Wasser wird gezielt und gerecht verteilt
Bernhard Pirhofer, Verantwortlicher der Beregnungsanlage Marein-Kandlwaal in Latsch, führt durch das Projektgebiet bei Latsch/Tarsch, wo derzeit die Leitungen eingegraben werden und der Bau der großen Filteranlage quasi abgeschlossen ist. „Das Wasser aus den Speicherbecken in Ramini bei Tarsch wird künftig durch eine moderne Filteranlage geleitet und dann gezielt verteilt – 210 Hektar in Latsch und 240 Hektar in Tarsch profitieren davon.“ In der Gemeinde Laas wurde ein solches System bereits vor knapp zwei Jahren auf über 400 Hektar Fläche realisiert – damals beliefen sich die Kosten auf über sechs Millionen Euro. Die positiven Erfahrungen von dort sprechen für sich. Wellenzohn betont, dass auch aus agronomischer Sicht kaum noch ein Weg an der Tropfberegnung vorbeiführt. „Der Landwirt kann nun Pflanzenschutzmittel ausbringen, mulchen oder sogar nebenbei ernten – ohne auf ein fixes Beregnungsfenster warten zu müssen.“ Besonders während der Blütezeit, wenn wegen Feuerbrandgefahr ein Beregnungsverbot für Überkronenberegnung gilt, bietet die Tropfvariante den entscheidenden Vorteil: Sie darf weiterlaufen. Der Wandel ist dabei nicht nur technischer, sondern auch ökologischer Natur. Niedermair verweist auf den gesellschaftlichen Mehrwert. So werde der schonende Umgang mit Wasser immer wichtiger, es bleibe schlichtweg mehr Wasser in den Bächen: „Die Umwelt profitiert.“ Die Tropfberegnung sei nicht nur gerechter, sondern auch nachhaltiger. Ein Konzept, das in Zeiten des Klimawandels mehr denn je überzeugt. Pirhofer ergänzt: „Wir müssen uns an veränderte Bedingungen anpassen. Durch die große Sortenvielfalt in unserer Region ernten wir von August bis Dezember – da ist eine punktgenaue Bewässerung Gold wert.“
Bald flächendeckende Tropfberegnung
Mit dem aktuellen Projekt schreitet die Umstellung im Vinschgau weiter zügig voran.
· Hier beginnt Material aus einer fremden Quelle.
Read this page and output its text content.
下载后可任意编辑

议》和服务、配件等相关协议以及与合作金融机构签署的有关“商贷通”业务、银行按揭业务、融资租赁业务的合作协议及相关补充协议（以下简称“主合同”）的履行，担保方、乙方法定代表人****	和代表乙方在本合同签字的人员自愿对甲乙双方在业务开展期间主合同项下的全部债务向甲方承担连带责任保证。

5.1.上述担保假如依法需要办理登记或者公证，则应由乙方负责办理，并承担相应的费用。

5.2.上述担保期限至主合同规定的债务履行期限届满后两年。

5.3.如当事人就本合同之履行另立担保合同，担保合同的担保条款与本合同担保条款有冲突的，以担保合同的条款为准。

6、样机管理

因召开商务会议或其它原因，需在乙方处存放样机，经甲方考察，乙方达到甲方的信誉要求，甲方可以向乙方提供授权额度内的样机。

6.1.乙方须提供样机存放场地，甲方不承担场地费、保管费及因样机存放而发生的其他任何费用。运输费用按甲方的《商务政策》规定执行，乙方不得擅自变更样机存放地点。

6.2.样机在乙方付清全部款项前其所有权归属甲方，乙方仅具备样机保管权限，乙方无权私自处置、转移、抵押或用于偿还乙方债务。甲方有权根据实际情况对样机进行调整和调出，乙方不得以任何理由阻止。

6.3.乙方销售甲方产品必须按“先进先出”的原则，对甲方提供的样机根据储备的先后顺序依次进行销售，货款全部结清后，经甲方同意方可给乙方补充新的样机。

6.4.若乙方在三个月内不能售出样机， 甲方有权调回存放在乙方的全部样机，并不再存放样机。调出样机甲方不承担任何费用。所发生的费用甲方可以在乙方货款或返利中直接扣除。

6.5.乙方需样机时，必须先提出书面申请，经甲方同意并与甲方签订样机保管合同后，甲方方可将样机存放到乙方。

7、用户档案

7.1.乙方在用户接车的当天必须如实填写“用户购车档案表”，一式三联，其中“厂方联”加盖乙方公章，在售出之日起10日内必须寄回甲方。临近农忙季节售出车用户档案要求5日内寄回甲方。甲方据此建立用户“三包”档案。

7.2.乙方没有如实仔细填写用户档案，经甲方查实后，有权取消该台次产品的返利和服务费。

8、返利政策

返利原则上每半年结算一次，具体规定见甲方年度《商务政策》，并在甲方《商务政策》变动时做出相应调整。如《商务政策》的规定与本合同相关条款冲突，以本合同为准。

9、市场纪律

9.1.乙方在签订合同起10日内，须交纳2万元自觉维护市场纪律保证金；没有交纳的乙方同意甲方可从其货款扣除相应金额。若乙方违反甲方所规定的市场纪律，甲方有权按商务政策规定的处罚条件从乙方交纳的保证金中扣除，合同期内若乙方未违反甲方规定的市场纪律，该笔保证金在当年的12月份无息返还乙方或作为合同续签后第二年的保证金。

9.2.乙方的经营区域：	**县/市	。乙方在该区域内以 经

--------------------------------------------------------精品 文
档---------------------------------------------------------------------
Zur Erinnerung: Das Bewässerungseinzugsgebiet des Bonifizierungskonsortiums zählt rund 8.500 Hektar. Es reicht von den Gemeinden Partschins bis Mals. Den Obstbau betreffen rund 5.000 Hektar - nach Abschluss der laufenden Maßnahmen sind etwa 4.000 Hektar mittels Tropfberegnung versorgt. Weitere Projekte in Schlanders sind bereits genehmigt und finanziert, einzig für Morter und die Zone Plafad in Latsch steht die Finanzierung noch aus. Wenn auch dieses Projekt realisiert wird, ist spätestens 2027 eine nahezu flächendeckende Umstellung im Obstbaugebiet erreicht. In Prad werden lediglich einige hundert Hektar vorerst noch ohne gemeinschaftliche Tropfbewässerung bleiben, da in diesem Einzugsgebiet viele Mischkulturen vorhanden sind. Die Umsetzung der laufenden Projekte in Kortsch/Göflan und Latsch/Tarsch verantwortet die Bietergemeinschaft Mair Marx Hofer. Das Konsortium bedankt sich ausdrücklich für die gute Zusammenarbeit: „Viele lokale Partner wurden ins Boot geholt – das stärkt die Region zusätzlich“, so Niedermair. In Tarsch ist die Filteranlage bereits fertiggestellt, schon bald soll es für die Tarscher und Latscher Landwirte eine erste Probebewässerung geben. Der reguläre Betrieb ist dann ab der Bewässerungssaison 2026 geplant – exakt ein Jahr nach Projektbeginn. Auch die Arbeiten in Schlanders, Kortsch und Göflan schreiten zügig voran und sind bis spätestens Herbst des kommenden Jahres fertig.
„Ein Meilenstein“
Die ersten Tropfbewässerungsanlagen waren im Vinschger Einzugsgebiet bereits vor über 20 Jahren in Betrieb genommen und als alleiniges Bewässerungssystem genutzt worden. Dass die Umstellung auf Tropfberegnung kein kurzfristiger Trend, sondern ein langfristiger Strategiewechsel ist, macht Wellenzohn deutlich: „Vor 50 Jahren war die Überkronenberegnung ein Meilenstein. Doch mit den heutigen Anforderungen – knapper werdende Wasserressourcen, flexible Bewirtschaftung, Klimawandel – braucht es ein System, das zukunftsfähig ist.“ Dort, wo eine Frostberegnung weiterhin nötig sei, setze man zusätzlich auf die Überkronenberegnung. Zudem könne sie in Zeiten, wo es mehr als genug Wasser gebe, verwendet werden. Größere Investitionen in diese Technik seien jedoch zu hinterfragen.